In expanding the U.S. attorney investigation, however, Leahy today issued subpoenas today to Rove and J. Scott Jennings, the White House's deputy political director. Both Rove and Jennings appear in Justice Department e-mails discussing various steps in the plan to fire the prosecutors.

President Bush has so far refused to allow any current or former White House staff to testify in the congressional probes, asserting executive privilege. Congressional committees also have subpoenaed former White House counsel Harriet E. Miers and former political director Sara Taylor.

The committees want to determine the extent of the White House's role in the removal of nine prosecutors last year, seven of them on one day. The administration has offered to allow the officials to be interviewed privately, but not under oath and without transcripts.

Schumer also asked that a special prosecutor investigate the veracity of two other parts of Gonzales's testimony.

In February 2006, shortly after the warrantless surveillance program was revealed in the media, the attorney general testified that "there has not been any serious disagreement" inside the Justice Department about the validity of the program. But in May of this year, former deputy attorney general James P. Comey told the committee that, after Gonzales and Card visited Ashcroft's bedside seeking his approval of a surveillance program Comey would not certify, Comey and other senior members of the Justice department planned a mass resignation they ultimately did not carry out.

In an April 2007 appearance before the Judiciary committee, Gonzales said that he could not answer many of the senators' questions because he had intentionally not spoken to many of his aides about their recollections of the prosecutor dismissals, noting that they were all "fact witnesses" in a congressional investigation.

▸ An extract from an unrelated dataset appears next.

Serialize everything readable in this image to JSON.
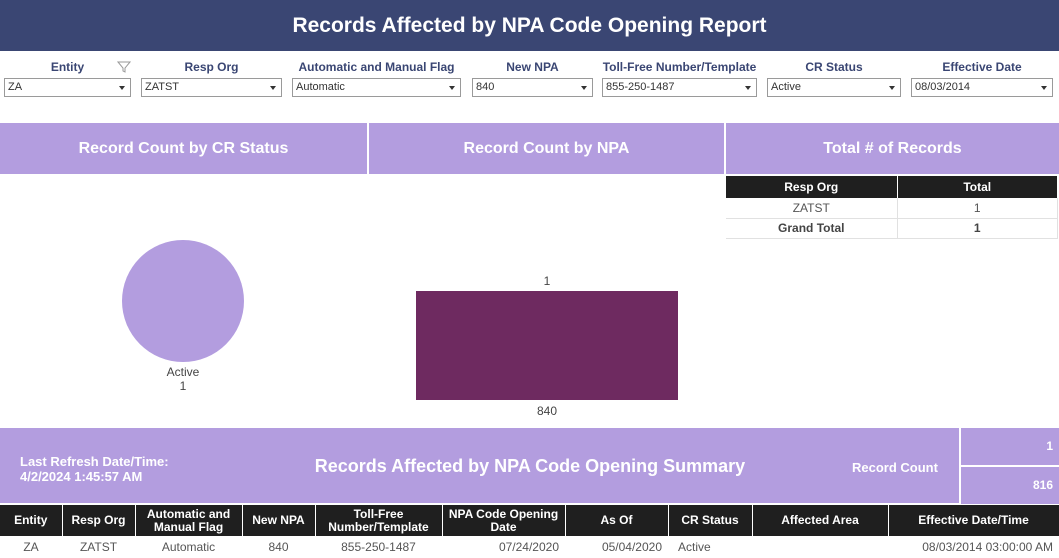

A month later, however, Monica Goodling, Gonzales's former counsel, testified to the House Judiciary Committee that on one of her last days at the department she had an "uncomfortable" conversation with Gonzales in which provided his recollection of how the firings took place.

Democrats have accused Gonzales of attempting to steer Goodling's testimony, while the attorney general has testified that the Goodling conversation was his attempt to "console a distraught woman" caught up in a congressional investigation.